Opinión

El vino tostado que beben los ángeles

Refieren las crónicas mitológicas que, en el simposio o banquete, Dionisos y otras deidades del Olimpo se hacían escanciar sus copas por diligentes servidores. En muy otra y bien distinta teología, los seres celestes gustan de recrearse también con el agasajo del vino. Ítem más: hay algo que saben quienes cultivan las uvas de la variedad treixadura y las cuelgan en vigas para llevar a cabo su proceso de secado; unos racimos -digo- que antaño pisaban mociñas del Ribeiro o Valdeorras, que como las de la Charenta, se abrazaban bailando entre alegres risas y canciones. Pues bien, cabe destacar que en este proceso de pasificación y posterior martirio de la uva en la fermentación, que sufren para destilar el legendario vino tostado, se produce una importante merma de la sustancia: un néctar secretamente libado por los dioses. 

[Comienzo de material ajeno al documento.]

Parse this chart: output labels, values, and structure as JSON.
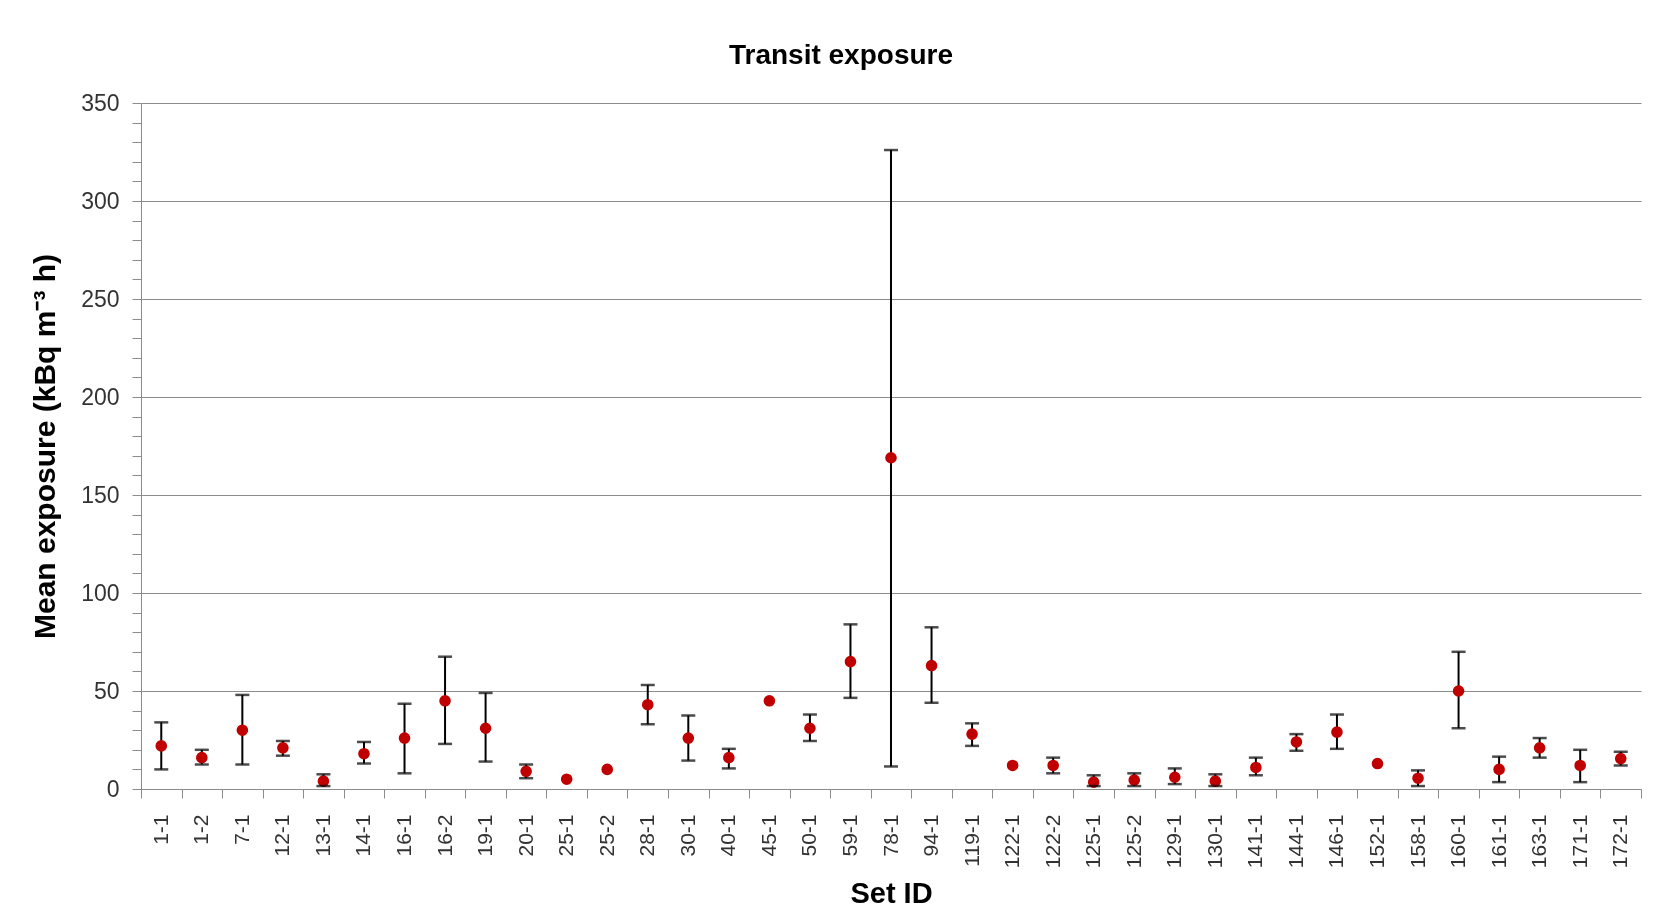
{
  "chart_data": {
    "type": "scatter",
    "title": "Transit exposure",
    "xlabel": "Set ID",
    "ylabel": "Mean exposure (kBq m⁻³ h)",
    "categories": [
      "1-1",
      "1-2",
      "7-1",
      "12-1",
      "13-1",
      "14-1",
      "16-1",
      "16-2",
      "19-1",
      "20-1",
      "25-1",
      "25-2",
      "28-1",
      "30-1",
      "40-1",
      "45-1",
      "50-1",
      "59-1",
      "78-1",
      "94-1",
      "119-1",
      "122-1",
      "122-2",
      "125-1",
      "125-2",
      "129-1",
      "130-1",
      "141-1",
      "144-1",
      "146-1",
      "152-1",
      "158-1",
      "160-1",
      "161-1",
      "163-1",
      "171-1",
      "172-1"
    ],
    "values": [
      22,
      16,
      30,
      21,
      4,
      18,
      26,
      45,
      31,
      9,
      5,
      10,
      43,
      26,
      16,
      45,
      31,
      65,
      169,
      63,
      28,
      12,
      12,
      3.5,
      4.5,
      6,
      4,
      11,
      24,
      29,
      13,
      5.5,
      50,
      10,
      21,
      12,
      15.5
    ],
    "errors": [
      [
        10,
        34
      ],
      [
        12.5,
        20
      ],
      [
        12.5,
        48
      ],
      [
        17,
        24.5
      ],
      [
        1.5,
        7.5
      ],
      [
        13,
        24
      ],
      [
        8,
        43.5
      ],
      [
        23,
        67.5
      ],
      [
        14,
        49
      ],
      [
        5.5,
        12.5
      ],
      null,
      null,
      [
        33,
        53
      ],
      [
        14.5,
        37.5
      ],
      [
        10.5,
        20.5
      ],
      null,
      [
        24.5,
        38
      ],
      [
        46.5,
        84
      ],
      [
        11.5,
        326
      ],
      [
        44,
        82.5
      ],
      [
        22,
        33.5
      ],
      null,
      [
        8,
        16
      ],
      [
        1.5,
        7
      ],
      [
        1.5,
        8
      ],
      [
        2.5,
        10.5
      ],
      [
        1.5,
        7.5
      ],
      [
        7,
        16
      ],
      [
        19.5,
        28
      ],
      [
        20.5,
        38
      ],
      null,
      [
        1.5,
        9.5
      ],
      [
        31,
        70
      ],
      [
        3.5,
        16.5
      ],
      [
        16,
        26
      ],
      [
        3.5,
        20
      ],
      [
        12,
        19
      ]
    ],
    "color": "#c00000",
    "marker": "circle",
    "ylim": [
      0,
      350
    ],
    "yticks": [
      0,
      {
        "value": 10,
        "label": null
      },
      {
        "value": 20,
        "label": null
      },
      {
        "value": 30,
        "label": null
      },
      {
        "value": 40,
        "label": null
      },
      50,
      {
        "value": 60,
        "label": null
      },
      {
        "value": 70,
        "label": null
      },
      {
        "value": 80,
        "label": null
      },
      {
        "value": 90,
        "label": null
      },
      100,
      {
        "value": 110,
        "label": null
      },
      {
        "value": 120,
        "label": null
      },
      {
        "value": 130,
        "label": null
      },
      {
        "value": 140,
        "label": null
      },
      150,
      {
        "value": 160,
        "label": null
      },
      {
        "value": 170,
        "label": null
      },
      {
        "value": 180,
        "label": null
      },
      {
        "value": 190,
        "label": null
      },
      200,
      {
        "value": 210,
        "label": null
      },
      {
        "value": 220,
        "label": null
      },
      {
        "value": 230,
        "label": null
      },
      {
        "value": 240,
        "label": null
      },
      250,
      {
        "value": 260,
        "label": null
      },
      {
        "value": 270,
        "label": null
      },
      {
        "value": 280,
        "label": null
      },
      {
        "value": 290,
        "label": null
      },
      300,
      {
        "value": 310,
        "label": null
      },
      {
        "value": 320,
        "label": null
      },
      {
        "value": 330,
        "label": null
      },
      {
        "value": 340,
        "label": null
      },
      350
    ],
    "grid": "y"
  }
}
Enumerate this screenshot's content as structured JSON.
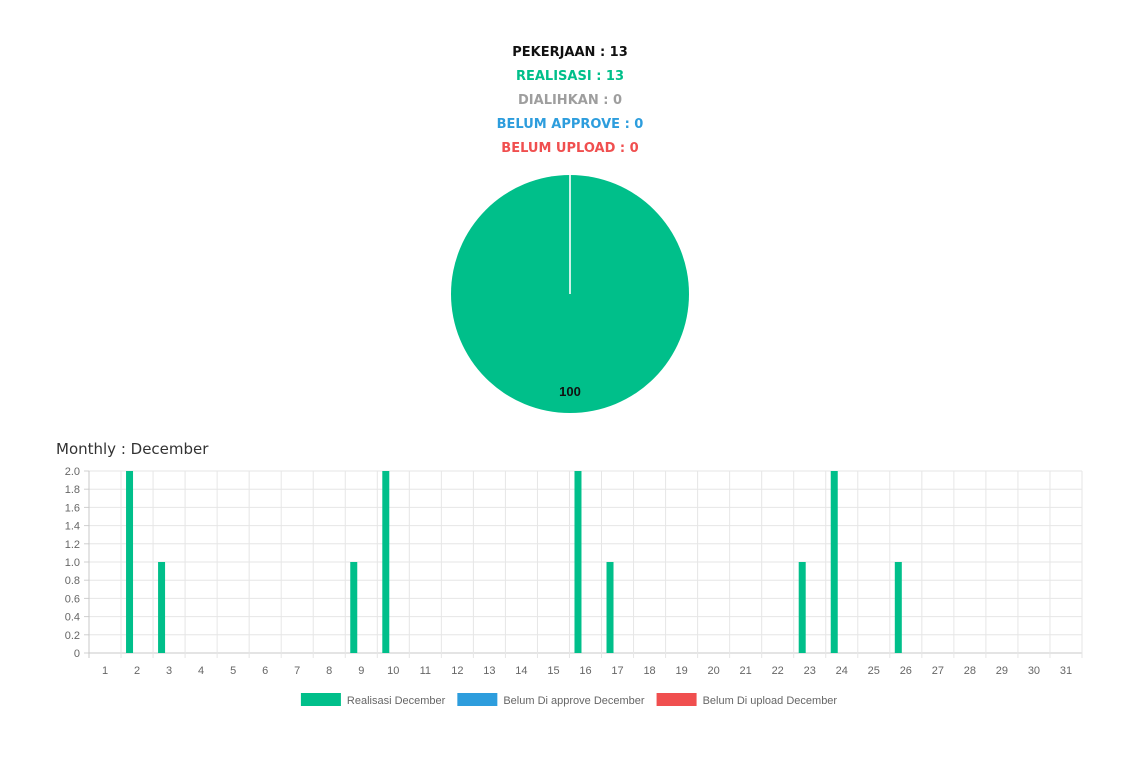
{
  "summary": {
    "pekerjaan": "PEKERJAAN : 13",
    "realisasi": "REALISASI : 13",
    "dialihkan": "DIALIHKAN : 0",
    "belum_approve": "BELUM APPROVE : 0",
    "belum_upload": "BELUM UPLOAD : 0"
  },
  "colors": {
    "realisasi": "#00bf8a",
    "dialihkan": "#9e9e9e",
    "approve": "#2d9ddd",
    "upload": "#f04f4f"
  },
  "monthly_title": "Monthly : December",
  "chart_data": [
    {
      "type": "pie",
      "slices": [
        {
          "label": "Realisasi",
          "value": 100,
          "color": "#00bf8a"
        }
      ],
      "data_labels": [
        "100"
      ]
    },
    {
      "type": "bar",
      "categories": [
        "1",
        "2",
        "3",
        "4",
        "5",
        "6",
        "7",
        "8",
        "9",
        "10",
        "11",
        "12",
        "13",
        "14",
        "15",
        "16",
        "17",
        "18",
        "19",
        "20",
        "21",
        "22",
        "23",
        "24",
        "25",
        "26",
        "27",
        "28",
        "29",
        "30",
        "31"
      ],
      "series": [
        {
          "name": "Realisasi December",
          "color": "#00bf8a",
          "values": [
            0,
            2,
            1,
            0,
            0,
            0,
            0,
            0,
            1,
            2,
            0,
            0,
            0,
            0,
            0,
            2,
            1,
            0,
            0,
            0,
            0,
            0,
            1,
            2,
            0,
            1,
            0,
            0,
            0,
            0,
            0
          ]
        },
        {
          "name": "Belum Di approve December",
          "color": "#2d9ddd",
          "values": [
            0,
            0,
            0,
            0,
            0,
            0,
            0,
            0,
            0,
            0,
            0,
            0,
            0,
            0,
            0,
            0,
            0,
            0,
            0,
            0,
            0,
            0,
            0,
            0,
            0,
            0,
            0,
            0,
            0,
            0,
            0
          ]
        },
        {
          "name": "Belum Di upload December",
          "color": "#f04f4f",
          "values": [
            0,
            0,
            0,
            0,
            0,
            0,
            0,
            0,
            0,
            0,
            0,
            0,
            0,
            0,
            0,
            0,
            0,
            0,
            0,
            0,
            0,
            0,
            0,
            0,
            0,
            0,
            0,
            0,
            0,
            0,
            0
          ]
        }
      ],
      "ylim": [
        0,
        2.0
      ],
      "yticks": [
        "0",
        "0.2",
        "0.4",
        "0.6",
        "0.8",
        "1.0",
        "1.2",
        "1.4",
        "1.6",
        "1.8",
        "2.0"
      ],
      "grid": true,
      "legend_placement": "bottom"
    }
  ]
}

Del mismo modo que acontece con el coñac o armañac envejecido, el tiempo no transcurre en vano. Hay una parte numinosa que ya no está y desaparece, puesto que cada día se evapora de las barricas de coñac reserva Jarnac, de treinta años, el equivalente a venticinco mil botellas. La misteriosa sustancia que se evapora se suele llamar “la parte del ángel”.

Este mismo fenómeno invisible acontece en el sereno ambiente del interior de las bodegas en que tiene lugar la crianza del whisky escocés. El scotch envejece en barriles de roble perfectamente cerrados, pero una parte consigue evadirse misteriosamente. Es lo que recibe el nombre de “la parte de los ángeles”. Cada año, un barril pierde en torno a un dos por ciento de su contenido. Durante este proceso, el whisky ve reducida su intensidad, pero adquiere carácter y desarrolla complejos aromas. Es la contrapartida devuelta por los seres angelicales que se han llevado su parte.

El mosto prestigiado por los dioses desarrolla la parte de divinidad que adquieren los mortales tras su ingesta. Suscita un punto de discreta ebrietas, aquella de la que Ovidio, en su Ars amandi, indicaba que no impide al seso ni a los pies cumplir su oficio, una actitud muy alejada de la bebida desatinada que provoca reyertas. Antes bien, se debe buscar en el vino la sabia ebriedad cuya alquimia acerca a los humanos, aportando calor en el trato, amabilidad y empatía.

La ebriedad debe de estar bien administrada pues no conviene dar la nota. Angífanes apuntaba que cualquier cosa puede disimularse menos el amor y la ebriedad. Ignacio Peyró sabe que se puede beber como una bestia o como un ángel, mas es aconsejable no volver descalzo a casa ni forcejear con la cerradura del vecino. Que nadie se destete de la sobria ebrietas, de la copa que despereza los afectos y nos concede un tiempo para la ecuanimidad. Esa aura que rodea la imagen del El alegre bebedor, del pintor Frans Hals.

Ovidio, nos recuerda que el vino ahuyenta la tristeza. Tras la copa de champán el mundo deja de ser un valle de lágrimas. Eduardo Galeano advierte que: “todos somos mortales, hasta el primer beso y la segunda copa de vino”.

Afrodita, la diosa del amor profano, permite mayores licencias. Jugar al amor cuando se está ebrio es una usanza casi tan antigua como el mismo vino. Los “Octavos”, juegos originarios de la Magna Grecia, eran ritos erótico-dionisíacos que consistían en beber tantas copas de vino como letras formaban el nombre de la amada. Así, el banquete griego, que en un principio utilizaba el vino para filosofar, se sexualiza. Ovidio recomienda la buena disposición para el amor y sugiere al enamorado que escriba en la mesa dulces palabras con gotas de vino, de manera que su amiga adivine tu pasión y que además tome el vaso que rozó con sus labios y beba por el mismo lado que ella bebió.

Más, al fin y al cabo, evitemos ponernos estupendos, puesto que también, como Josep Pla nos advirtió: “se mea todo”.